J.A. (Drew) Bagnell is a doctoral candidate in Robotics and an NSF

graduate fellow at Carnegie Mellon University. His interests include

rich probabilistic models for statistical learning, robust and

stochastic control, and the application of machine learning to large,

partially observable planning and control problems.

11/18/03 – David Blei University of California, Berkeley, Computer Science Department

Learning Topic Hierarchies

I will discuss the problem of learning topic hierarchies from text data. Model selection in this domain is daunting---which of the large collection of possible trees to use? Taking a Bayesian approach, we have developed the nested Chinese restaurant process, a flexible, nonparametric prior on tree structures which is built via a collection of distributions on partitions of integers. This prior allows arbitrarily large branching factors and readily accommodates growing data collections.

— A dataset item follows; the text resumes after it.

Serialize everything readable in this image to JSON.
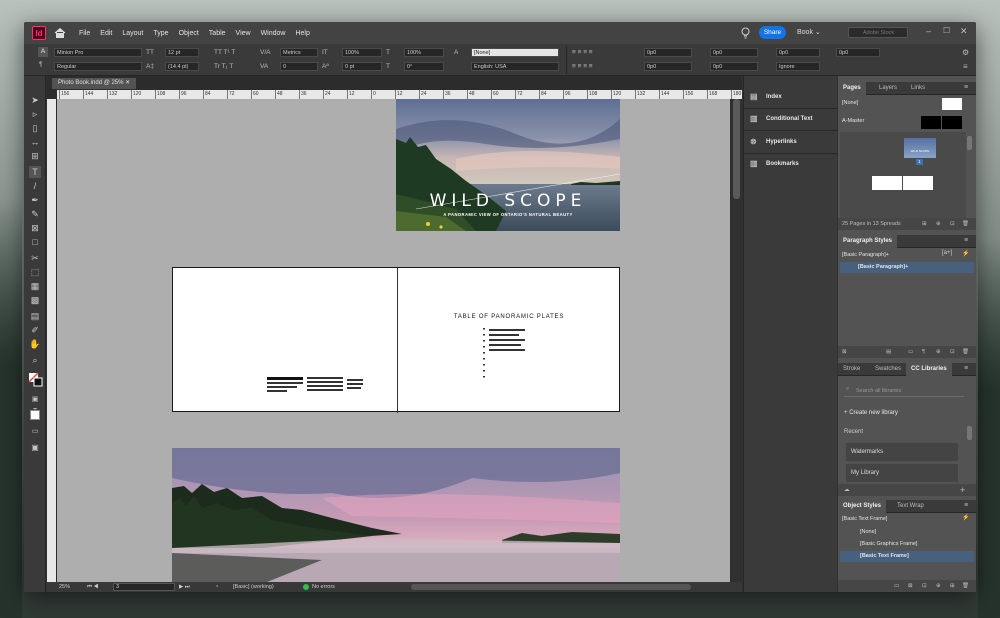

We have used this distribution as a prior in a hierarchical variant of latent Dirichlet allocation (LDA). LDA is a probabilistic graphical model of text collections in which documents can exhibit multiple latent topics. In the hierarchical variant, these topics lie in a hierarchy which itself is random and unknown. A first approach to inference in such a model is a straightforward Gibbs sampling algorithm which finds an approximate posterior distribution on topic hierarchies induced by a collection of documents. This yields interesting results when applied to a dataset of abstracts from the NIPS conferences.

(Joint work with Thomas Griffiths, Michael Jordan, and Josh Tenenbaum)

BIO

David Blei is a doctoral candidate in the Computer Science Department at U.C. Berkeley. He is interested in probabilistic graphical models applied to problems in text-processing and information retrieval.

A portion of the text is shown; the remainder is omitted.